Der Ausbau der Bahnstrecke Berlin-Dresden verzögert sich nach Angaben der Deutschen Bahn deutlich. Ursprünglich sollten alle Streckenabschnitte der zweiten Baustufe zwischen dem brandenburgischen Blankenfelde und dem sächsischen Großenhain im Jahr 2029 in Betrieb gehen. Nun ist davon auszugehen, dass fehlende Teilbereiche erst Ende 2033 ans Netz gehen.
Damit müssen Pendler und Reisende länger auf die geplante Verkürzung der Fahrzeit zwischen Berlin und Dresden warten.
Als Grund für die Verschiebung nennt die Deutsche Bahn Anforderungen im laufenden Planfeststellungsverfahren. Dabei geht es unter anderem um Umweltfragen, etwa um Eingriffe in ein Moorgebiet bei Zossen.
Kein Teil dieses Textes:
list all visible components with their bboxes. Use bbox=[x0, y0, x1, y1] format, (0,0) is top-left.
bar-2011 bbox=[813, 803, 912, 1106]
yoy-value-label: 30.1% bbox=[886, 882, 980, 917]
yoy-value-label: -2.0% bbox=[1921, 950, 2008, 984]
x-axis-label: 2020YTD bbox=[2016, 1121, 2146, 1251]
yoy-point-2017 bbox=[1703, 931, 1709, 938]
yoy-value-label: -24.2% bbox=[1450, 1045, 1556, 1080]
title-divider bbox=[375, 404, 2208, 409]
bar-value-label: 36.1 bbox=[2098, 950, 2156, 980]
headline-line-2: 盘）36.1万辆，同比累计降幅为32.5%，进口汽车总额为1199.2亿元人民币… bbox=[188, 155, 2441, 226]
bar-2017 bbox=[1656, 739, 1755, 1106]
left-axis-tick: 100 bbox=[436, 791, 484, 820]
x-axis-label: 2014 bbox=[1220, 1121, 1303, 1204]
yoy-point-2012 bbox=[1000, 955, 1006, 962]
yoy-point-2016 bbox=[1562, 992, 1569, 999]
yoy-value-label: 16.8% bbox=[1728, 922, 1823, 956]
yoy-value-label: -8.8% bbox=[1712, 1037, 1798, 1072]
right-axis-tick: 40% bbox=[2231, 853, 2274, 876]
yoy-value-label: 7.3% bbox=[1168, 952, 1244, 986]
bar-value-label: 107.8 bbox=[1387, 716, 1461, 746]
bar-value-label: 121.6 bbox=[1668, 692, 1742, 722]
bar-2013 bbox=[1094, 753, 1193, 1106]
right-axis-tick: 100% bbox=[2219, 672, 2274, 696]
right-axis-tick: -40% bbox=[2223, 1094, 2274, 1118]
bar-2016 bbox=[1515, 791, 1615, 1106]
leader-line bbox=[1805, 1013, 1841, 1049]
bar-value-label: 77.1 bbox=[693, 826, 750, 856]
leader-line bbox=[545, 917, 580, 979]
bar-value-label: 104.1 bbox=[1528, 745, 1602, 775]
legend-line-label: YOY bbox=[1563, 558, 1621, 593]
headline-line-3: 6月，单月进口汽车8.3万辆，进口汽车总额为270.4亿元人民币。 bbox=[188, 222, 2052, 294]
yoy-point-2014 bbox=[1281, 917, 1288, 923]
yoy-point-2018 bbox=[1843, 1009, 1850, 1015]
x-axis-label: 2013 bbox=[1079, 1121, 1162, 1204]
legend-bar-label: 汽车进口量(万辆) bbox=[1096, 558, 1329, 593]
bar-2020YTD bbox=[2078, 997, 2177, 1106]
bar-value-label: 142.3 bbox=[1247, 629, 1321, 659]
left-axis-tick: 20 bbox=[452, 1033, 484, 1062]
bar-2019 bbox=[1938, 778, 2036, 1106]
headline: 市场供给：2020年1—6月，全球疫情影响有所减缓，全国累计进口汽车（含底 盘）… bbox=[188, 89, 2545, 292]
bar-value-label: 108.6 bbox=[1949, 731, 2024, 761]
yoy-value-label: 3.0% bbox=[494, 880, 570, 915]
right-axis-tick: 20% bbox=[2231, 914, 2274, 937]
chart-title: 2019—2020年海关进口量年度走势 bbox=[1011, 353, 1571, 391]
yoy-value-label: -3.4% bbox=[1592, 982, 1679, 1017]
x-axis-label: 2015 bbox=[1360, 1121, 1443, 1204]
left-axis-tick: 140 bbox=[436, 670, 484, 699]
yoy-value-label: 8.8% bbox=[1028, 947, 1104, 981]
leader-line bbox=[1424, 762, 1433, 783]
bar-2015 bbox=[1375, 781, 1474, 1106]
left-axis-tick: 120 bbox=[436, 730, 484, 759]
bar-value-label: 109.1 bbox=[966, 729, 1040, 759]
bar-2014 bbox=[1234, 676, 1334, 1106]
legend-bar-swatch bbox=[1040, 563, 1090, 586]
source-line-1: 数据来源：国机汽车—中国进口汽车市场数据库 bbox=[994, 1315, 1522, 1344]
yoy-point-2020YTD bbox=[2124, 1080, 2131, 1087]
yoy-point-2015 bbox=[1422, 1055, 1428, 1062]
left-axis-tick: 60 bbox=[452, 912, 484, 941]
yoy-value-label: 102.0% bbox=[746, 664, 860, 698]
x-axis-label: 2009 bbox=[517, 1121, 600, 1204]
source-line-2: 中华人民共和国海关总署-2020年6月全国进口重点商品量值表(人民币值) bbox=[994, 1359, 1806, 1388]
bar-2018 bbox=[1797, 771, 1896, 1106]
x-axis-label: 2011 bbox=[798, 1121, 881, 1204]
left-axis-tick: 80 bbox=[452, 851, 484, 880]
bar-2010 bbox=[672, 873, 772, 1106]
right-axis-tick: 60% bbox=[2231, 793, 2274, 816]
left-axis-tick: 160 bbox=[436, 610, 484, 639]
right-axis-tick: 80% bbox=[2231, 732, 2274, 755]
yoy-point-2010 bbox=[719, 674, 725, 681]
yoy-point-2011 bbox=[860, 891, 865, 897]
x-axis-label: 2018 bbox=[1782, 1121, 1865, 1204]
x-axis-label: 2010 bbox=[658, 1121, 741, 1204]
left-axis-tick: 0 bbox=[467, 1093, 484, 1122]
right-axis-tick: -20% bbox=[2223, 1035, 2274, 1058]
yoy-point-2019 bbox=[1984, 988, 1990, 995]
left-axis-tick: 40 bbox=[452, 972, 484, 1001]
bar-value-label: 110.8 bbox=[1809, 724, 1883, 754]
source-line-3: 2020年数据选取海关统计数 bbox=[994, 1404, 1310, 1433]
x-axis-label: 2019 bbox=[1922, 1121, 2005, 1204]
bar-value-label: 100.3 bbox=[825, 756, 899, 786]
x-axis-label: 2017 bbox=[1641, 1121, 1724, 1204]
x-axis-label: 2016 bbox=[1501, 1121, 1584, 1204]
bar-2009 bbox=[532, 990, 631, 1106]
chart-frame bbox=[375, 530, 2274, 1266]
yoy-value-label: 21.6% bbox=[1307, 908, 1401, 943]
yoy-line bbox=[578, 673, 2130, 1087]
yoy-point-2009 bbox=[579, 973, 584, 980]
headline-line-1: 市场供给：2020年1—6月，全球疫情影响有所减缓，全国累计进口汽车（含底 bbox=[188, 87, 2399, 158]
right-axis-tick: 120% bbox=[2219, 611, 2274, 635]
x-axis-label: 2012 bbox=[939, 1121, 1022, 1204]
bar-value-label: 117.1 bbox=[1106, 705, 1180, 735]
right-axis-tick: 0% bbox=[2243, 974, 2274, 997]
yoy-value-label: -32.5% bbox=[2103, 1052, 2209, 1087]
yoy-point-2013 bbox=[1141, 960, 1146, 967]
Betroffen ist der Streckenabschnitt zwischen Blankenfelde und Wünsdorf-Waldstadt bei Zossen im Landkreis Teltow-Fläming.
Nach Angaben der Bahn werden die Planungsunterlagen für die insgesamt drei Teilbereiche im nördlichen Abschnitt der Strecke derzeit überarbeitet. Ziel sei es, die Arbeiten später gemeinsam im Rahmen einer zusammenhängenden Sperrung umzusetzen.
Damit sollen zusätzliche Sperrungen für Fahrgäste vermieden werden.
Unabhängig von der Verzögerung beim Streckenausbau soll der Umbau des Bahnhofs Zossen weiterhin wie geplant bis Ende 2027 abgeschlossen werden.
Außerdem prüft die Deutsche Bahn, einzelne Maßnahmen auf der Strecke vorzuziehen. Dazu könnte auch der Umbau des Bahnhofs Elsterwerda im brandenburgischen Landkreis Elbe-Elster gehören.
Auf der Strecke zwischen Berlin und Dresden sollen insgesamt 125 Kilometer für Geschwindigkeiten von bis zu 200 Kilometern pro Stunde ausgebaut werden. Dadurch soll die Verbindung künftig schneller werden.